According to SensorTower data, ChatGPT saw all-time highs in active users, in-app subscription revenue, and app downloads last week after OpenAI rolled out updates to its GPT-4o model, introducing enhanced image-generation capabilities.
The market intelligence firm reported that global app downloads and weekly active users for ChatGPT grew 11% and 5%, respectively, from the previous week, while in-app purchase revenue rose by 6%.
However, the chatbot has faced a series of glitches and minor outages over the past week due to surging traffic from the viral image-generation tool.
"We are getting things under control, but you should expect new releases from OpenAI to be delayed, things to break, and occasional slow service as we manage capacity challenges," an OpenAI co-founder said on Tuesday.
The widespread use of the AI tool for Ghibli-style art has also sparked debate over potential copyright issues.
"The legal landscape of AI-generated images that imitate Studio Ghibli’s distinctive style remains uncertain.

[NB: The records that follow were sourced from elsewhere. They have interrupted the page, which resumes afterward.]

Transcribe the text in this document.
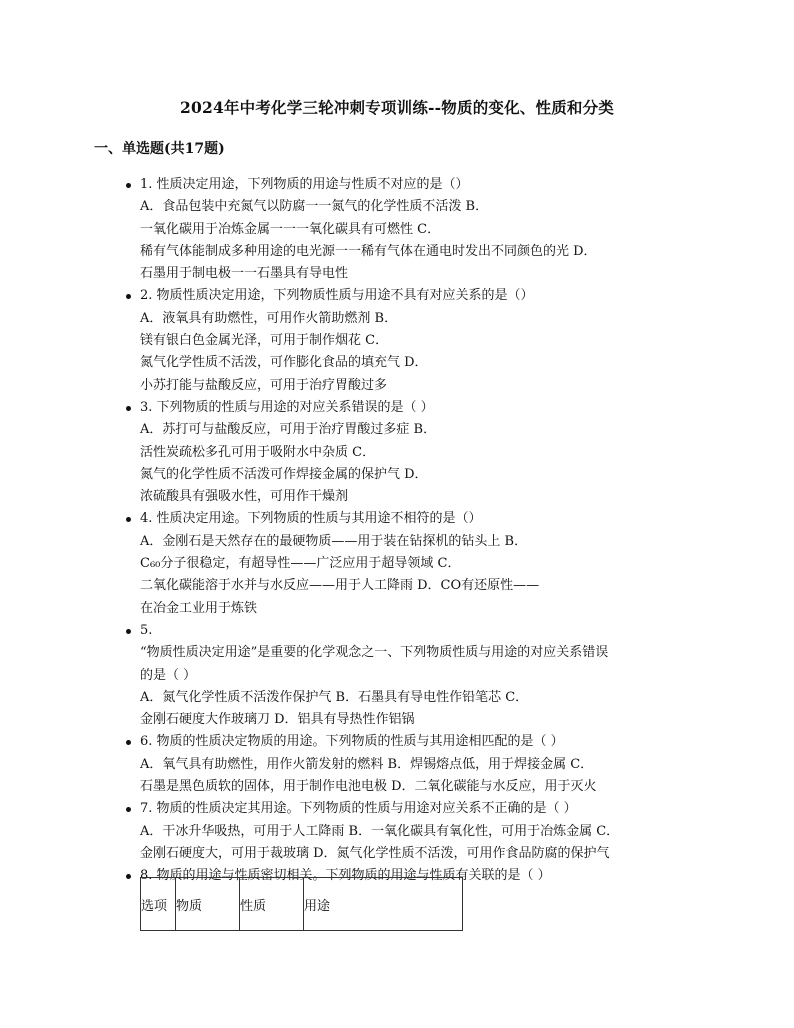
2024年中考化学三轮冲刺专项训练--物质的变化、性质和分类
一、单选题(共17题)
1. 性质决定用途，下列物质的用途与性质不对应的是（）
A．食品包装中充氮气以防腐一一氮气的化学性质不活泼 B．
一氧化碳用于冶炼金属一一一氧化碳具有可燃性 C．
稀有气体能制成多种用途的电光源一一稀有气体在通电时发出不同颜色的光 D．
石墨用于制电极一一石墨具有导电性
2. 物质性质决定用途，下列物质性质与用途不具有对应关系的是（）
A．液氧具有助燃性，可用作火箭助燃剂 B．
镁有银白色金属光泽，可用于制作烟花 C．
氮气化学性质不活泼，可作膨化食品的填充气 D．
小苏打能与盐酸反应，可用于治疗胃酸过多
3. 下列物质的性质与用途的对应关系错误的是（ ）
A．苏打可与盐酸反应，可用于治疗胃酸过多症 B．
活性炭疏松多孔可用于吸附水中杂质 C．
氮气的化学性质不活泼可作焊接金属的保护气 D．
浓硫酸具有强吸水性，可用作干燥剂
4. 性质决定用途。下列物质的性质与其用途不相符的是（）
A．金刚石是天然存在的最硬物质——用于装在钻探机的钻头上 B．
C₆₀分子很稳定，有超导性——广泛应用于超导领域 C．
二氧化碳能溶于水并与水反应——用于人工降雨 D．CO有还原性——
在冶金工业用于炼铁
5.
“物质性质决定用途”是重要的化学观念之一、下列物质性质与用途的对应关系错误
的是（ ）
A．氮气化学性质不活泼作保护气 B．石墨具有导电性作铅笔芯 C．
金刚石硬度大作玻璃刀 D．铝具有导热性作铝锅
6. 物质的性质决定物质的用途。下列物质的性质与其用途相匹配的是（ ）
A．氧气具有助燃性，用作火箭发射的燃料 B．焊锡熔点低，用于焊接金属 C．
石墨是黑色质软的固体，用于制作电池电极 D．二氧化碳能与水反应，用于灭火
7. 物质的性质决定其用途。下列物质的性质与用途对应关系不正确的是（ ）
A．干冰升华吸热，可用于人工降雨 B．一氧化碳具有氧化性，可用于冶炼金属 C．
金刚石硬度大，可用于裁玻璃 D．氮气化学性质不活泼，可用作食品防腐的保护气
8. 物质的用途与性质密切相关。下列物质的用途与性质有关联的是（ ）
选项	物质	性质	用途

Copyright law generally protects specific expressions rather than artistic styles themselves," said Evan Brown, a partner at law firm Neal & McDevitt.
OpenAI did not immediately respond to a request for comment on the data used to train its AI models and the legality of its latest feature.
Following the trend's explosion last week, past comments from Studio Ghibli co-founder Hayao Miyazaki on AI-generated images resurfaced online.
"I am utterly disgusted," Miyazaki had said in 2016 after being shown an early AI-generated render. "I would never wish to incorporate this technology into my work at all."